Está certo que a Internet abriu espaço a todas as vozes literárias sufocadas pela mídia viciada. Também está certo que todos sempre querem seus quinze minutos de fama - se derem a mão vão querer o braço, bíceps, cabeça, tronco e membros, e isso vai durar mais que hora. Irra!
Mas todo mundo tem vontade de ser famoso, de espichar o pescoço acima dos outros. E, na falta de critério, até beque de fazenda, se deixarem, dá uma de craque chutando de bico pelos sites que pululam por aí.
Mas ainda não é esse o ponto. Ao penetrar os meandros dos sites literários da Internet, e vasculhar pelas opções de prosa, principalmente, lá está eu logo no primeiro parágrafo. Eu isso, eu aquilo. Eu não devia ser tão prioritário, mas eu é. Se não estiver explicitamente nas primeiras frases, eu estará oculto - sujeito oculto, numa primeira pessoa de qualquer tempo do indicativo, raramente algum do subjuntivo - imperativo quase nunca, pois eu não gosta de dar ordens. Eu é politicamente correto. Mas eu fica emburrado se recebe uma negação imperativa e solta os cachorros em cima das segundas e terceiras pessoas. Quando eu quer passar uma impressão de grande conhecimento da língua pátria, eu se esconde, sem a mínima modéstia, num mais-que-perfeito. É quando eu se olha no espelho e faz mais trejeitos que a bruxa malvada: - Existe alguém mais incrível do que eu?
Eu gosta muito de falar de
si, gosta de mostrar grande humanidade e de se fazer de bonzinho - eu adora
se passar por
grande elemento.
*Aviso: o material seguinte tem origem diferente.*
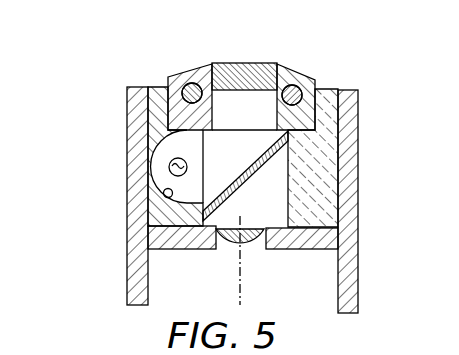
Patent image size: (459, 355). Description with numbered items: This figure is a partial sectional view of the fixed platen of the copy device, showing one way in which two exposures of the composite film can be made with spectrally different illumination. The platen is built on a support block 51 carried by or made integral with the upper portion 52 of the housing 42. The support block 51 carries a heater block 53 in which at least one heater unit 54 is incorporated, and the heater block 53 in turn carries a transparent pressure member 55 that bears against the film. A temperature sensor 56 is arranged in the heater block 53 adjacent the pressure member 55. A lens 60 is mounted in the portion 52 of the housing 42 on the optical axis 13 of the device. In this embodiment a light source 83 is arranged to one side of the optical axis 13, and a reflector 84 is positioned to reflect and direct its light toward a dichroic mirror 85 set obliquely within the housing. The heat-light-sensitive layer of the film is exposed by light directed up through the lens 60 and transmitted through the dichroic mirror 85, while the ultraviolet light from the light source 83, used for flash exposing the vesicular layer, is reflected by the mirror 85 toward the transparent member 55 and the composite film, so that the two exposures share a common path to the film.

The optical axis 13 is at (240, 285).
The housing 42 is at (348, 271).
The support block 51 is at (322, 145).
The upper portion of the housing 52 is at (143, 220).
The heater block 53 is at (178, 110).
The heater unit 54 is at (192, 86).
The transparent pressure member 55 is at (246, 66).
The temperature sensor 56 is at (291, 88).
The lens 60 is at (257, 243).
The light source 83 is at (170, 163).
The reflector 84 is at (158, 250).
The dichroic mirror 85 is at (240, 179).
E, sempre que pode, eu exemplifica com citações,
como a sussurrar a vasta leitura que fez pela vida. De todas as plásticas
que eu, às vezes, faz durante a vida, raramente a faz no umbigo
- eu adora seu umbigo, o dele, claro.
Talvez eu nunca teve oportunidade de botar a cabeça fora d'água na vivência, seja por falta de talento, muito comum, seja por timidez, também comum. Mas, com o advento da rede mundial, eu ficou com as lombrigas assanhadas. Se Andy ainda estivesse vivo, mandaria fazer um relógio com apenas uma fatia do tamanho usual. Um mecanismo que contasse o tempo em quartos de hora, pois a eu não interessam os restantes quarenta e cinco minutos em que volta a ser um perdido na multidão. Eu só vibra quando está em evidência.
O problema de eu é que, descontadas as esparsas almas de boa vontade, tenta dar vôos mais altos do que lhe permitem as asas, ou os neurônios, se preferir. Quando eu se mete a dar vazão ao ego é um Deus nos acuda - só Ele para agüentar os pruridos de eu.
No fundo, mas bem no fundo, eu não é ruim, eu é boa gente. Eu só quer atenção. A culpa mesmo é da mídia que, a troco da atenção de eu, faz promessas de um mundo onde todos são artistas, gênios e bem pagos. E eu não resiste a tal apelo e acaba caindo na bacia das almas.
Eu só conhece dos verbos a ponta do iceberg, a primeira pessoa. Por isso eu corre perigo de não ver tu, ele, nós, vós, eles e, tal qual o Titanic, acabar indo a pique num desses mares.
A continuar assim, onde é que eu vai parar?